Hervé Le Bras formule quelques questions ou suggestions d'inégale pertinence.

Hervé Le Bras formule quelques questions ou suggestions d'inégale pertinence.


La première est relative au jeune Marx et je la trouve impertinente, parce que, si l'un de nous deux doit enseigner Marx à l'autre...Je "passe outre", non sans souligner que le débat entre échelles micro et macro pour les sciences sociales - qui est, ici, sous-jacent - me paraît oiseux. Hervé Le Bras peut pratiquer la démographie à l'échelle humaine s'il le souhaite et je ne mettrai pas en doute la scientificité potentielle de ses travaux; mais, pour ma part, je ne m'intéresse à la démographie, comme aux autres sciences sociales, qu'à l'échelle la plus macro qui soit. Par exemple à celle d'une Europe qui assemblait, au 19è siècle et sans la Russie, 25% environ de la population mondiale, non sans exporter pendant ce siècle le flux croissant d'émigrés dont J.C. Chesnais nous a appris à apprécier l'ampleur, pays par pays. Et d'une Europe qui groupe 10 % à peine de la population mondiale, à la veille d'un 21è siècle où ce pourcentage décroîtra encore, ce qui n'ira pas sans accentuer la problématique de l'immigration qui, déjà, la travaille. D'où l'utilité de recherches, démographiques et connexes, visant à traiter cette problématique le mieux possible, en son état présent et en son devenir, donc aussi en sa profondeur de champ historique. Bref, je ne reviendrai sur les discussions mic/mac que si l'on me montre que la démographie est inefficace à l'échelle macrosociologique.
Dire que "le seul moyen de défendre (m)on système est de l'appliquer" est, en revanche, une remarque tout à fait pertinente, même si je crains que ma contribution ait été lue un peu trop rapidement par Hervé Le Bras. Je propose non point de sortir de mon chapeau une "liste des tribus, ethnies et nations" qui vivent dans les Etats représentés à l'ONU, mais bien d'ouvrir une discussion sur les critères objectifs permettant d'élaborer une nomenclature des peuples, à 3 ou n catégories et en autant de sous-catégories qu'un traitement théoriquement pertinent le rendra nécessaire. Je n'ignore pas que cette nomenclature sera forcément approximative - comme celle des catégories socio-professionnelles, par exemple - car les peuples sont choses mobiles (j'ai dit choses; oh ! pardon !). Je soupçonne également que les discussions théoriques entre démographes, ethnologues, historiens et autres spécialistes qui prépareraient l'établissement d'une telle nomenclature pourraient être aussi complexes et longues que celles par lesquelles la production, le revenu, la propriété et cent autres notions perdirent de leur flou littéraire pour le plus grand bien de la macroéconomie. Si bien que ma suggestion d'un raccourci provisoire séparant les Etats-à-nationalité bien constituée, repérables (peut-être, c'est à discuter) par leurs aptitudes statistiques et les Etats à dominante encore ethnique, voire tribale, assemblables (peut-être, c'est à discuter) selon la civilisation dont ils relèvent n'est rien d'autre qu'un expédient temporaire permettant de diligenter des études - historiques ou d'actualité - sur les effets "macrodémographiques" des migrations internationales. En effet, à tort ou à raison, je considère que cet expédient objective déjà quelque peu le repérage (forcément approximatif) des peuples concernés par ces migrations. Tout ceci mérite une discussion qui pourrait commencer, par exemple, par le recensement des classements opérés par diverses institutions onusiennes et par le listage des civilisations vivantes aujourd'hui comme aux époques à considérer. Mais je concevrais fort bien que des voies différentes soient empruntables, si elles étaient explicitées, de façon théoriquement justifiable.

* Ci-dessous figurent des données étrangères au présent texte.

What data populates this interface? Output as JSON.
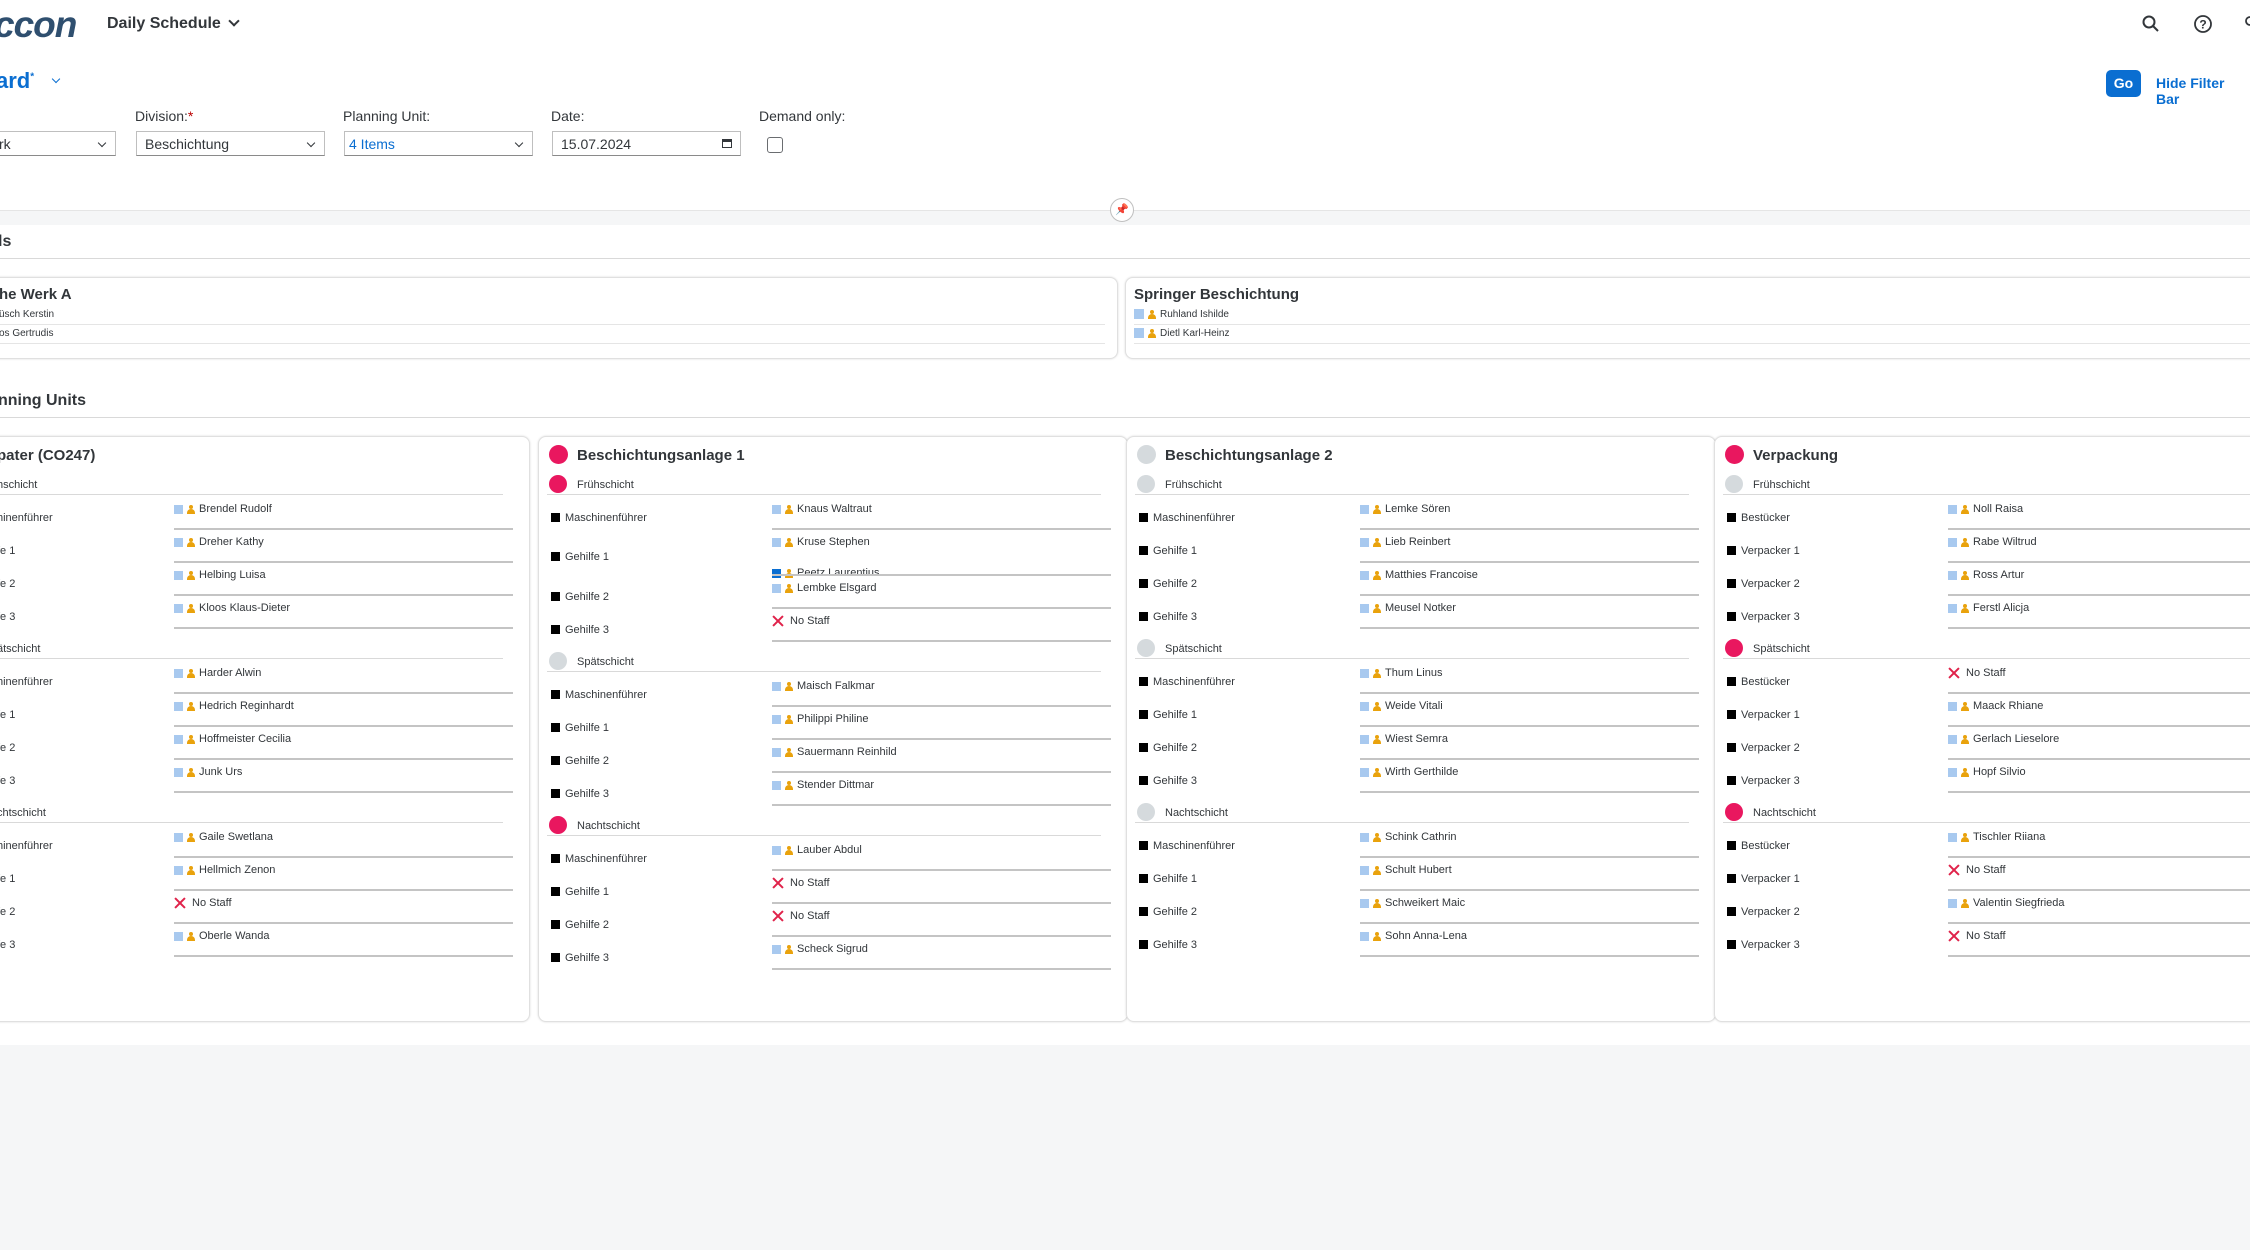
{
  "shell": {
    "logo": "ccon",
    "app_title": "Daily Schedule",
    "icons": [
      "search-icon",
      "help-icon",
      "user-icon"
    ]
  },
  "header": {
    "variant": "ard",
    "go_label": "Go",
    "hide_filter_label": "Hide Filter Bar",
    "filters": {
      "first_value": "rk",
      "division_label": "Division:",
      "division_value": "Beschichtung",
      "planning_unit_label": "Planning Unit:",
      "planning_unit_value": "4 Items",
      "date_label": "Date:",
      "date_value": "15.07.2024",
      "demand_label": "Demand only:"
    }
  },
  "sections": {
    "pools_title": "ls",
    "units_title": "nning Units"
  },
  "pools": [
    {
      "title": "he Werk A",
      "members": [
        "üsch Kerstin",
        "os Gertrudis"
      ]
    },
    {
      "title": "Springer Beschichtung",
      "members": [
        "Ruhland Ishilde",
        "Dietl Karl-Heinz"
      ]
    }
  ],
  "colors": {
    "red": "#e9175f",
    "grey": "#d5dadd",
    "accent": "#0a6ed1"
  },
  "units": [
    {
      "title": "pater (CO247)",
      "status": "none",
      "shifts": [
        {
          "name": "hschicht",
          "status": "none",
          "rows": [
            {
              "role": "hinenführer",
              "staff": [
                {
                  "name": "Brendel Rudolf"
                }
              ]
            },
            {
              "role": "fe 1",
              "staff": [
                {
                  "name": "Dreher Kathy"
                }
              ]
            },
            {
              "role": "fe 2",
              "staff": [
                {
                  "name": "Helbing Luisa"
                }
              ]
            },
            {
              "role": "fe 3",
              "staff": [
                {
                  "name": "Kloos Klaus-Dieter"
                }
              ]
            }
          ]
        },
        {
          "name": "ätschicht",
          "status": "none",
          "rows": [
            {
              "role": "hinenführer",
              "staff": [
                {
                  "name": "Harder Alwin"
                }
              ]
            },
            {
              "role": "fe 1",
              "staff": [
                {
                  "name": "Hedrich Reginhardt"
                }
              ]
            },
            {
              "role": "fe 2",
              "staff": [
                {
                  "name": "Hoffmeister Cecilia"
                }
              ]
            },
            {
              "role": "fe 3",
              "staff": [
                {
                  "name": "Junk Urs"
                }
              ]
            }
          ]
        },
        {
          "name": "chtschicht",
          "status": "none",
          "rows": [
            {
              "role": "hinenführer",
              "staff": [
                {
                  "name": "Gaile Swetlana"
                }
              ]
            },
            {
              "role": "fe 1",
              "staff": [
                {
                  "name": "Hellmich Zenon"
                }
              ]
            },
            {
              "role": "fe 2",
              "staff": [
                {
                  "name": "No Staff",
                  "none": true
                }
              ]
            },
            {
              "role": "fe 3",
              "staff": [
                {
                  "name": "Oberle Wanda"
                }
              ]
            }
          ]
        }
      ]
    },
    {
      "title": "Beschichtungsanlage 1",
      "status": "red",
      "shifts": [
        {
          "name": "Frühschicht",
          "status": "red",
          "rows": [
            {
              "role": "Maschinenführer",
              "staff": [
                {
                  "name": "Knaus Waltraut"
                }
              ]
            },
            {
              "role": "Gehilfe 1",
              "staff": [
                {
                  "name": "Kruse Stephen"
                },
                {
                  "name": "Peetz Laurentius",
                  "selected": true
                }
              ]
            },
            {
              "role": "Gehilfe 2",
              "staff": [
                {
                  "name": "Lembke Elsgard"
                }
              ]
            },
            {
              "role": "Gehilfe 3",
              "staff": [
                {
                  "name": "No Staff",
                  "none": true
                }
              ]
            }
          ]
        },
        {
          "name": "Spätschicht",
          "status": "grey",
          "rows": [
            {
              "role": "Maschinenführer",
              "staff": [
                {
                  "name": "Maisch Falkmar"
                }
              ]
            },
            {
              "role": "Gehilfe 1",
              "staff": [
                {
                  "name": "Philippi Philine"
                }
              ]
            },
            {
              "role": "Gehilfe 2",
              "staff": [
                {
                  "name": "Sauermann Reinhild"
                }
              ]
            },
            {
              "role": "Gehilfe 3",
              "staff": [
                {
                  "name": "Stender Dittmar"
                }
              ]
            }
          ]
        },
        {
          "name": "Nachtschicht",
          "status": "red",
          "rows": [
            {
              "role": "Maschinenführer",
              "staff": [
                {
                  "name": "Lauber Abdul"
                }
              ]
            },
            {
              "role": "Gehilfe 1",
              "staff": [
                {
                  "name": "No Staff",
                  "none": true
                }
              ]
            },
            {
              "role": "Gehilfe 2",
              "staff": [
                {
                  "name": "No Staff",
                  "none": true
                }
              ]
            },
            {
              "role": "Gehilfe 3",
              "staff": [
                {
                  "name": "Scheck Sigrud"
                }
              ]
            }
          ]
        }
      ]
    },
    {
      "title": "Beschichtungsanlage 2",
      "status": "grey",
      "shifts": [
        {
          "name": "Frühschicht",
          "status": "grey",
          "rows": [
            {
              "role": "Maschinenführer",
              "staff": [
                {
                  "name": "Lemke Sören"
                }
              ]
            },
            {
              "role": "Gehilfe 1",
              "staff": [
                {
                  "name": "Lieb Reinbert"
                }
              ]
            },
            {
              "role": "Gehilfe 2",
              "staff": [
                {
                  "name": "Matthies Francoise"
                }
              ]
            },
            {
              "role": "Gehilfe 3",
              "staff": [
                {
                  "name": "Meusel Notker"
                }
              ]
            }
          ]
        },
        {
          "name": "Spätschicht",
          "status": "grey",
          "rows": [
            {
              "role": "Maschinenführer",
              "staff": [
                {
                  "name": "Thum Linus"
                }
              ]
            },
            {
              "role": "Gehilfe 1",
              "staff": [
                {
                  "name": "Weide Vitali"
                }
              ]
            },
            {
              "role": "Gehilfe 2",
              "staff": [
                {
                  "name": "Wiest Semra"
                }
              ]
            },
            {
              "role": "Gehilfe 3",
              "staff": [
                {
                  "name": "Wirth Gerthilde"
                }
              ]
            }
          ]
        },
        {
          "name": "Nachtschicht",
          "status": "grey",
          "rows": [
            {
              "role": "Maschinenführer",
              "staff": [
                {
                  "name": "Schink Cathrin"
                }
              ]
            },
            {
              "role": "Gehilfe 1",
              "staff": [
                {
                  "name": "Schult Hubert"
                }
              ]
            },
            {
              "role": "Gehilfe 2",
              "staff": [
                {
                  "name": "Schweikert Maic"
                }
              ]
            },
            {
              "role": "Gehilfe 3",
              "staff": [
                {
                  "name": "Sohn Anna-Lena"
                }
              ]
            }
          ]
        }
      ]
    },
    {
      "title": "Verpackung",
      "status": "red",
      "shifts": [
        {
          "name": "Frühschicht",
          "status": "grey",
          "rows": [
            {
              "role": "Bestücker",
              "staff": [
                {
                  "name": "Noll Raisa"
                }
              ]
            },
            {
              "role": "Verpacker 1",
              "staff": [
                {
                  "name": "Rabe Wiltrud"
                }
              ]
            },
            {
              "role": "Verpacker 2",
              "staff": [
                {
                  "name": "Ross Artur"
                }
              ]
            },
            {
              "role": "Verpacker 3",
              "staff": [
                {
                  "name": "Ferstl Alicja"
                }
              ]
            }
          ]
        },
        {
          "name": "Spätschicht",
          "status": "red",
          "rows": [
            {
              "role": "Bestücker",
              "staff": [
                {
                  "name": "No Staff",
                  "none": true
                }
              ]
            },
            {
              "role": "Verpacker 1",
              "staff": [
                {
                  "name": "Maack Rhiane"
                }
              ]
            },
            {
              "role": "Verpacker 2",
              "staff": [
                {
                  "name": "Gerlach Lieselore"
                }
              ]
            },
            {
              "role": "Verpacker 3",
              "staff": [
                {
                  "name": "Hopf Silvio"
                }
              ]
            }
          ]
        },
        {
          "name": "Nachtschicht",
          "status": "red",
          "rows": [
            {
              "role": "Bestücker",
              "staff": [
                {
                  "name": "Tischler Riiana"
                }
              ]
            },
            {
              "role": "Verpacker 1",
              "staff": [
                {
                  "name": "No Staff",
                  "none": true
                }
              ]
            },
            {
              "role": "Verpacker 2",
              "staff": [
                {
                  "name": "Valentin Siegfrieda"
                }
              ]
            },
            {
              "role": "Verpacker 3",
              "staff": [
                {
                  "name": "No Staff",
                  "none": true
                }
              ]
            }
          ]
        }
      ]
    }
  ]
}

Dernière question : Hervé Le Bras s'inquiète des épithètes que je "réserve" (?) pour une classification "ethnique" en France. Réponse : en quelle période et en quelle zone ? S'agît-il de souligner le caractère raciste et colonialiste de la catégorie des "Français musulmans" qui est apparue ci et là, auquel cas j'avaliserai bien volontiers cette évidence ? S'agît-il de reconnaiître les Bretons (comme les ascendants de Le Bras ?) et les Flamands (comme mes ascendants) vers le 18è siècle, auquel cas l'épithète "provincial" me conviendrait en l'un et l'autre cas, à ce stade des ethnogénéses respectives de ces deux peuples encore distincts, quoique rangés sous une même dynastie ? Ou s'agît-il d'autres éléments ? d'autres périodes ? d'autres échelles plus mic ou plus mac ? Il n'est de réponses claires qu'aux questions clairement posées.